In sowjetischer Zeit war diese Region militärisches Sperrgebiet und diente zur Abschreckung des Westens. Den regierenden Kommunisten waren die ostpreußischen Spuren ein Dorn im Auge: 1968 wurde eine Kreuzritterburg aus dem 13. Jahrhundert zerstört. Kaliningrad musste eine sowjetische Stadt werden, aber die Einwohner blieben westlich orientiert. In den neunziger Jahren entdeckte die Geheimpolizei bei den Jugendlichen ein „ungesundes Interesse an allem Deutschen” und im örtlichen Dialekt war die Stadt als ‘Kjonigsberg’ bekannt. Heutigen Soziologen zufolge bezeichnen sich die Jugendlichen mehrheitlich als „keine Russen, aber auch noch keine Europäer“.

Zwar gibt es keinen Separatismus in Kaliningrad, ein Sieg der russischen Fußballnationalmannschaft wird hier genauso bejubelt wie in jedem anderen Landesteil. Aber die Bewohner der Region betonen gerne ihre Besonderheit. Der einheimische Journalist Michail Janickij formuliert es so: „Wir sind viel eher Europäer als unsere Landsleute aus dem russischen Hinterland.“ Wir stehen in der Nähe von „Mütterchen Russland“, einem Denkmal für die Zugehörigkeit der Region zur UdSSR, in deren direkter Nachbarschaft ein brandneues Einkaufszentrum gebaut wurde, das „Europa“.

Positiv sehen die meisten Einwohner den Wandel der Politik gegenüber Europa von der Konfrontation hin zur Kooperation. Die Region wäre gerne das künftige Fenster Russlands zum Westen. Etwa 70 Prozent der Jugendlichen hier verbinden die Zukunft eher mit der Europäischen Union. Innerhalb ihrer Grenzen bewegen sie sich häufiger als in ihrem 600 Kilometer entfernten Heimatland. Außerdem hat das große Vaterland die Einwohner Kaliningrads enttäuscht.

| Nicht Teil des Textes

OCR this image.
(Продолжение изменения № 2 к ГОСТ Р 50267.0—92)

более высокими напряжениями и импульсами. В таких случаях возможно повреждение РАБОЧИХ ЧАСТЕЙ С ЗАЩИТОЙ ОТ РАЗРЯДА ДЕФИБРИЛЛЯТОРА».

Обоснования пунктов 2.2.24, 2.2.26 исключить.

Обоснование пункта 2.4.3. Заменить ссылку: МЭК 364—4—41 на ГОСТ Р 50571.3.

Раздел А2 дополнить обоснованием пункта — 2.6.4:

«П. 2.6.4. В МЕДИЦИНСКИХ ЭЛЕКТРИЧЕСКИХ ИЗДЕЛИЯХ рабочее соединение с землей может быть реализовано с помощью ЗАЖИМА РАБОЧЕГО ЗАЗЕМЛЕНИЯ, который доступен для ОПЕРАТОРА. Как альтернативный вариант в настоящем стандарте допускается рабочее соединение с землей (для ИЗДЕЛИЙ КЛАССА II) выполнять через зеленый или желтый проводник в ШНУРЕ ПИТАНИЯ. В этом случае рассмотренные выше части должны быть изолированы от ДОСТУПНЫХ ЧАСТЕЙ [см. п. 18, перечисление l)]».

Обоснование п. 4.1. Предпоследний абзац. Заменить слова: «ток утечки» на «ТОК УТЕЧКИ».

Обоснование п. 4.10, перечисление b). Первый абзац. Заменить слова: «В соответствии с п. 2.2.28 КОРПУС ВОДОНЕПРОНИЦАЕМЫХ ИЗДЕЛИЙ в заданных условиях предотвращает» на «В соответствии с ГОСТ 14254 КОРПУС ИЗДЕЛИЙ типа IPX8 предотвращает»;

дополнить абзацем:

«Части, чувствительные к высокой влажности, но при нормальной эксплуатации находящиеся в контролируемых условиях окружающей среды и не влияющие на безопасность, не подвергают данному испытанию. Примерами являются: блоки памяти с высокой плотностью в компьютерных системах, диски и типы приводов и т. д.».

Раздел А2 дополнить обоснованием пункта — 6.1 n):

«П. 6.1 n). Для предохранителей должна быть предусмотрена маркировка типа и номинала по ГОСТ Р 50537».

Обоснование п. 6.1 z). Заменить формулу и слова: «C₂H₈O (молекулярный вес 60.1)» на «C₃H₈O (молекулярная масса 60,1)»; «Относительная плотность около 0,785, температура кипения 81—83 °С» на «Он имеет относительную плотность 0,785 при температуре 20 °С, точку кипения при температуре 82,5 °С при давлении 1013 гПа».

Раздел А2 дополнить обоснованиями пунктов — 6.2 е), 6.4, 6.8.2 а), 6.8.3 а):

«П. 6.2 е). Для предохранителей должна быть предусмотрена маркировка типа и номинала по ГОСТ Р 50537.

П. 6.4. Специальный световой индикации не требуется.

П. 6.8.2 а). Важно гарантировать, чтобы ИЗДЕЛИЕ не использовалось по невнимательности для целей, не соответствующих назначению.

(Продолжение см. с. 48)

Russisches Hongkong oder baltisches Las Vegas

©themactep/ Paul Philippov/ FlickrUnter Jelzin gab es in Moskau keine Zukunftskonzepte für diese weitab gelegene Region. Wohl wurde ein ambitionierter Plan zur Umwandlung der Exklave in eine Art „russisches Hongkong“ ausgearbeitet, aber im Schutz dieser 1991 eingerichteten Freihandelszone gediehen dubiose Geschäfte. In der Region wuchs die organisierte Kriminalität, wie auch die Zahlen an HIV-Infizierten und Arbeitslosen. Das Vertrauen gegenüber Moskau schwand angesichts der Wirtschaftskrise von 1998 weiter. Der Fall des Rubel führte zu großen Verlusten in der Region Kaliningrad, die daraufhin stark von Importen abhängig wurde. In der Phase des ölgenährten Wohlstands verbesserte sich die wirtschaftliche Lage, als die Region Födermittel erhielt: Große Einkaufszentren wurden errichtet, Hauptstraßen und Plätze saniert und Moskauer Geschäftsleute investierten in Hotels und Spielcasinos.

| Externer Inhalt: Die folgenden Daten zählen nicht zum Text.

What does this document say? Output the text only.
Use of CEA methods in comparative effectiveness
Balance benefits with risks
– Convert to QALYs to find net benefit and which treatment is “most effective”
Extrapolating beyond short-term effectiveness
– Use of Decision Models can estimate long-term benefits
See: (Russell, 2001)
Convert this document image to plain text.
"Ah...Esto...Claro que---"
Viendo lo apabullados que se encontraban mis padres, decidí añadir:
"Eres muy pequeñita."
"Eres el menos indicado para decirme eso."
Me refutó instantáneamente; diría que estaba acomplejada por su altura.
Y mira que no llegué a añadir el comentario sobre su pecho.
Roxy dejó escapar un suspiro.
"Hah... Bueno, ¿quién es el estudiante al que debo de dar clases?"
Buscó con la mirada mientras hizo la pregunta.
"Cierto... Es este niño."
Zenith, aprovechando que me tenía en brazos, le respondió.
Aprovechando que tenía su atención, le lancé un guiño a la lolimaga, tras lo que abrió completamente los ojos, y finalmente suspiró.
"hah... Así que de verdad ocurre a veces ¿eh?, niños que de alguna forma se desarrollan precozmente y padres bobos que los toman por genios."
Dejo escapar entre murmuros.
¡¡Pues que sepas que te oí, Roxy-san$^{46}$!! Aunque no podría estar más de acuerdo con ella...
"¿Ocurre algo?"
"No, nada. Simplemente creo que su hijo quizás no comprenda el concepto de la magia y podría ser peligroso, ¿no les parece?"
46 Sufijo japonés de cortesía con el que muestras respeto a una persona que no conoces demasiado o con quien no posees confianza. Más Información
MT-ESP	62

Zugegeben, Kaliningrad ist kein „russisches Hongkong“, aber gerne wäre es ein „baltisches Las Vegas“. Einen „europäischen Lebensstil“ versprachen die Behörden den Bürgern. Auch wenn niemand ernsthaft daran glaubt, überwiegt doch in allen Prognosen der Optimismus. Als dann aber gegen Ende 2008 die ersten Auswirkungen des weltweiten Abschwungs in der Region deutlich wurden, erhoben erneut die Dämonen der Krise von 1998 ihr Haupt: Ein Unternehmen nach dem anderen schließt, die Arbeitslosigkeit steigt, Arbeitgeber stellen Lohnzahlungen ein und die lokale Fluglinie meldet Bankrott an. Ohne Lufttransporte verwandelt sich Kaliningrad in ein Gefängnis, denn der Grenzübertritt per Auto ist immer noch ein echter Albtraum.

Diese Region kann sich nicht selbst ernähren. Die Lebensmittelpreise liegen hier über denen im restlichen Russland oder in Polen und Litauen. Trotzdem strebt diese Region nach Autonomie - ein Interessenkonflikt zwischen der Russischen Föderation und dem Oblast Kaliningrad. In „Klein-Russland“, dessen Einwohner sich als „Euro-Russen“ oder „baltische Russen“ bezeichnen, wird mehr über Visa, Wirtschaftskrise, Karrieren und neue Einkaufszentren gesprochen als über die Bedrohung durch Amerika oder post-imperiale Gefühle.

„Raketen? Was für Raketen?“ wundert sich Wasil, ein zwanzigjähriger Student der Immanuel-Kant-Universität. Genau, was für Raketen? Hätte der Kreml seine militärischen Drohungen umsetzen wollen, hätte er dies gegen den Widerstand des Westens tun müssen und gegen den aus der Region. Russland hat geblufft. Den Einwohnern Kaliningrads aber kann man zu ihrem Grips gratulieren.